Prior Publication US 2022/0130499 A1, Apr. 28, 2022
Int. Cl. G06T 11/00 (2006.01); G16H 10/20 (2018.01); G16H 30/40 (2018.01); G16H 50/70 (2018.01); G16H 50/20 (2018.01); G06F 16/538 (2019.01); G06N 3/04 (2023.01); G06F 40/30 (2020.01); G06F 40/205 (2020.01); G06F 40/284 (2020.01); A61B 6/00 (2006.01); G16H 30/20 (2018.01); G06V 10/40 (2022.01); G06F 18/213 (2023.01); G06F 18/214 (2023.01); A61B 6/03 (2006.01); A61B 5/00 (2006.01)

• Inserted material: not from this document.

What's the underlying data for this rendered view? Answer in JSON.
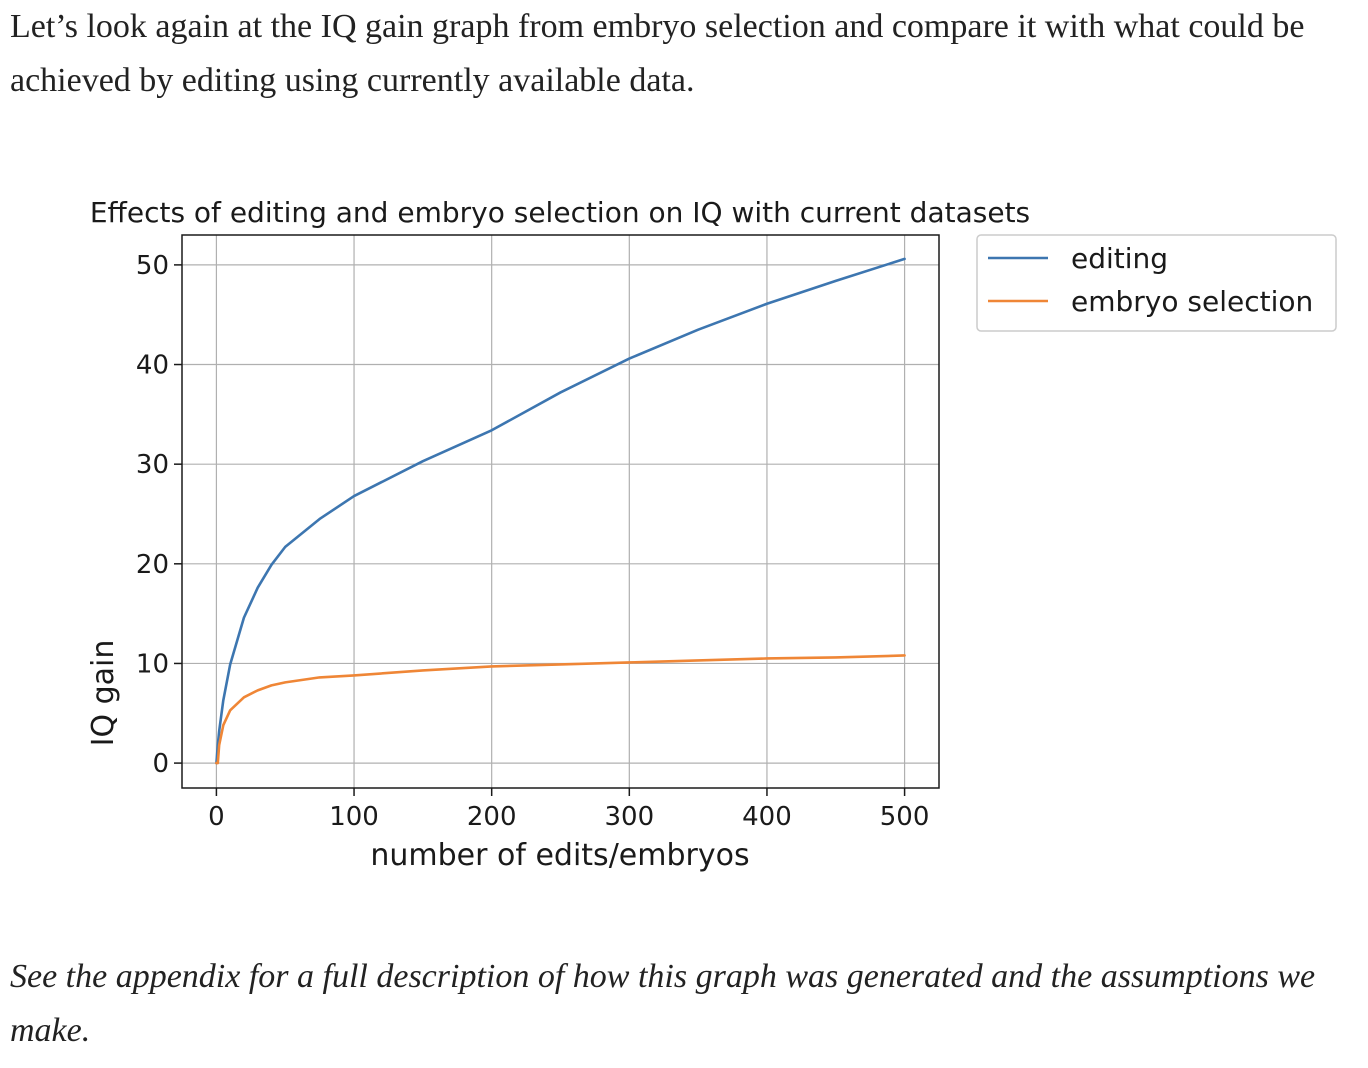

CPC G16H 10/20 (2018.01) [A61B 6/5217 (2013.01); G06F 16/538 (2019.01); G06F 18/213 (2023.01); G06F 18/214 (2023.01); G06F 40/205 (2020.01); G06F 40/284 (2020.01); G06F 40/30 (2020.01); G06N 3/04 (2013.01); G06T 11/00 (2013.01); G06V 10/40 (2022.01); G16H 30/20 (2018.01); G16H 30/40 (2018.01); G16H 50/20 (2018.01); G16H 50/70 (2018.01); A61B 5/0077 (2013.01); A61B 6/032 (2013.01); G06T 2210/12 (2013.01); G06V 2201/03 (2022.01)]

20 Claims

1. A computer-implemented method comprising:

extracting, by a processor, a domain-specific object feature from a first image data, wherein the feature describes an object in the first image data;

determining, by the processor, domain-specific semantic meaning of text data;

mapping, by the processor, the object feature to a portion of the text data, wherein the portion of the text data describes the object;

creating, by the processor, a joint representation of the object and the portion of the text data;

receiving, by the processor, a second image data and a query directed towards an object in the second image data; and

generating, by the processor, an answer to the query based on the joint representation.